Recently, there's been some debate about whether or not adversarial examples are a problem in the real world, and our research shows that this is a real concern, at least with current neural network architectures (nobody has managed to solve the problem of white-box adversarial examples yet).
I'm happy to answer any questions that anyone has!
Have you looked at whether the perturbation tend to do something to other networks than it's optimized for?
If I ran for example VGG-19 and Resnet-50 alongside Inception V3, could I still be reasonably sure to get a correct best-of-three vote if I point the camera on your models?
Do you think your algorithm would support optimizing to fool several known networks in the same way simultaneously?

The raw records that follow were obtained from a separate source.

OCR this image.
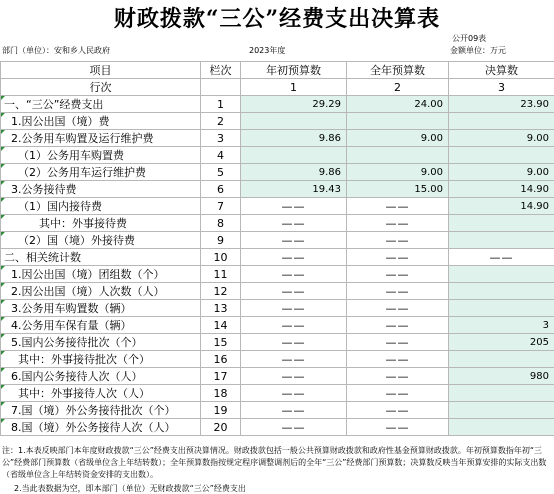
财政拨款“三公”经费支出决算表
公开09表
部门（单位）：安和乡人民政府	2023年度	金额单位：万元
项目	栏次	年初预算数	全年预算数	决算数
行次		1	2	3
一、“三公”经费支出	1	29.29	24.00	23.90
1.因公出国（境）费	2			
2.公务用车购置及运行维护费	3	9.86	9.00	9.00
（1）公务用车购置费	4			
（2）公务用车运行维护费	5	9.86	9.00	9.00
3.公务接待费	6	19.43	15.00	14.90
（1）国内接待费	7	——	——	14.90
其中：外事接待费	8	——	——	
（2）国（境）外接待费	9	——	——	
二、相关统计数	10	——	——	——
1.因公出国（境）团组数（个）	11	——	——	
2.因公出国（境）人次数（人）	12	——	——	
3.公务用车购置数（辆）	13	——	——	
4.公务用车保有量（辆）	14	——	——	3
5.国内公务接待批次（个）	15	——	——	205
其中：外事接待批次（个）	16	——	——	
6.国内公务接待人次（人）	17	——	——	980
其中：外事接待人次（人）	18	——	——	
7.国（境）外公务接待批次（个）	19	——	——	
8.国（境）外公务接待人次（人）	20	——	——	
注：1.本表反映部门本年度财政拨款“三公”经费支出预决算情况。财政拨款包括一般公共预算财政拨款和政府性基金预算财政拨款。年初预算数指年初“三公”经费部门预算数（省级单位含上年结转数）；全年预算数指按规定程序调整调剂后的全年“三公”经费部门预算数；决算数反映当年预算安排的实际支出数（省级单位含上年结转资金安排的支出数）。
2.当此表数据为空，即本部门（单位）无财政拨款“三公”经费支出
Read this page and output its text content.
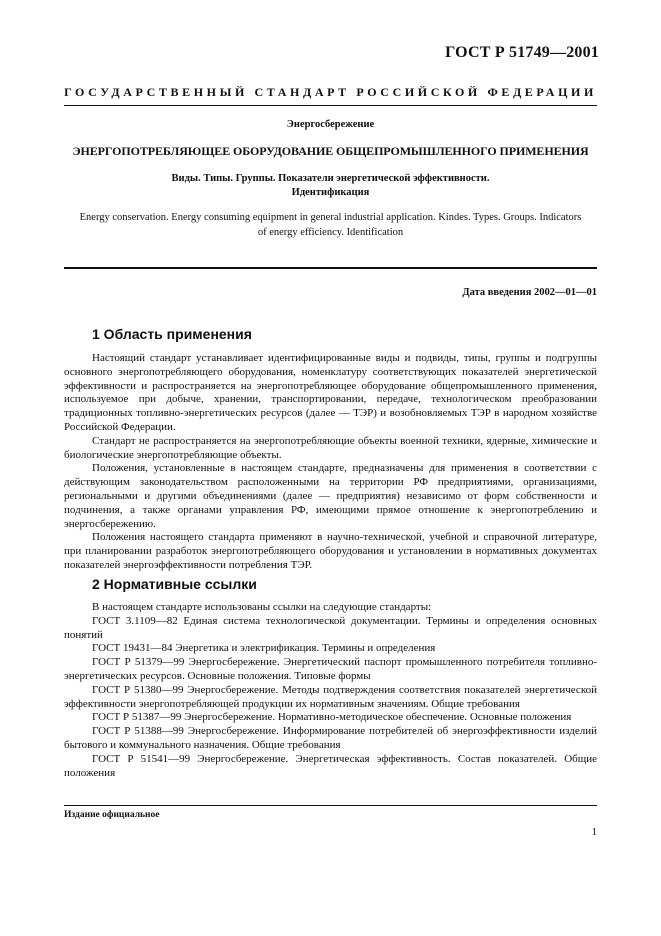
ГОСТ Р 51749—2001
ГОСУДАРСТВЕННЫЙ СТАНДАРТ РОССИЙСКОЙ ФЕДЕРАЦИИ
Энергосбережение
ЭНЕРГОПОТРЕБЛЯЮЩЕЕ ОБОРУДОВАНИЕ ОБЩЕПРОМЫШЛЕННОГО ПРИМЕНЕНИЯ
Виды. Типы. Группы. Показатели энергетической эффективности.
Идентификация
Energy conservation. Energy consuming equipment in general industrial application. Kindes. Types. Groups. Indicators of energy efficiency. Identification
Дата введения 2002—01—01
1 Область применения

Настоящий стандарт устанавливает идентифицированные виды и подвиды, типы, группы и подгруппы основного энергопотребляющего оборудования, номенклатуру соответствующих показателей энергетической эффективности и распространяется на энергопотребляющее оборудование общепромышленного применения, используемое при добыче, хранении, транспортировании, передаче, технологическом преобразовании традиционных топливно-энергетических ресурсов (далее — ТЭР) и возобновляемых ТЭР в народном хозяйстве Российской Федерации.

Стандарт не распространяется на энергопотребляющие объекты военной техники, ядерные, химические и биологические энергопотребляющие объекты.

Положения, установленные в настоящем стандарте, предназначены для применения в соответствии с действующим законодательством расположенными на территории РФ предприятиями, организациями, региональными и другими объединениями (далее — предприятия) независимо от форм собственности и подчинения, а также органами управления РФ, имеющими прямое отношение к энергопотреблению и энергосбережению.

Положения настоящего стандарта применяют в научно-технической, учебной и справочной литературе, при планировании разработок энергопотребляющего оборудования и установлении в нормативных документах показателей энергоэффективности потребления ТЭР.

2 Нормативные ссылки

В настоящем стандарте использованы ссылки на следующие стандарты:

ГОСТ 3.1109—82 Единая система технологической документации. Термины и определения основных понятий

ГОСТ 19431—84 Энергетика и электрификация. Термины и определения

ГОСТ Р 51379—99 Энергосбережение. Энергетический паспорт промышленного потребителя топливно-энергетических ресурсов. Основные положения. Типовые формы

ГОСТ Р 51380—99 Энергосбережение. Методы подтверждения соответствия показателей энергетической эффективности энергопотребляющей продукции их нормативным значениям. Общие требования

ГОСТ Р 51387—99 Энергосбережение. Нормативно-методическое обеспечение. Основные положения

ГОСТ Р 51388—99 Энергосбережение. Информирование потребителей об энергоэффективности изделий бытового и коммунального назначения. Общие требования

ГОСТ Р 51541—99 Энергосбережение. Энергетическая эффективность. Состав показателей. Общие положения

Издание официальное
1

I expect it wouldn't be difficult to defeat an ensemble, though (e.g. if you're averaging predictions, you can just differentiate through the averaging).
I share your expectations for an averaging ensemble, which is after all still for most purposes a single model, but let's say I'm concerned precisely about people trying to fool my networks like this and one of the things I do is check the consistency of answers between different models and if they mismatch over a certain threshold I might flag that for an extra check by releasing the hounds or something.
In that context I think it's of interest how the perturbation features you develop affect networks created with similar technology but different choices of architecture and hyperparameters. Are the foreign pertubations neutral there or do they have an effect? If there is an effect, to what extent is it consistent?
To what extant can they be superposed in a way that is manageable for getting predictable results for different networks simultaneously?
What fraction of the available texture area do you need to affect to get a reliable misclassification, and what is the 'perturbation capacity' of the available area?
That last one I think is particularly interesting in your case where presumably you put much more constraint on the texture by requiring that it works for multiple viewpoints.
I totally respect if you, or indeed anyone, can't answer those questions yet, because of focus and stage of research. Personally I have only followed adversarial attacks very superficially so far, because IMO before what you just released it was a point of concern for the mechanics of the ANNs (and inspiration for some good ideas) but for practical purposes more of a curiosity than a demonstrated real concern in applications. (If you're allowed to show people deceptively crafted scenes from exactly the right perspective point they fail too. Just look at Ames rooms. But good luck making that into a significant real-world exploit on humans.)
Any publications you'd care to recommend in the transferability subfield?
The basic idea here is that most of the time, each member of the ensemble will misclassify the adversarial example in a different way. This means that the posterior predictive distribution for adversarial examples ends up much broader, and you can detect them this way.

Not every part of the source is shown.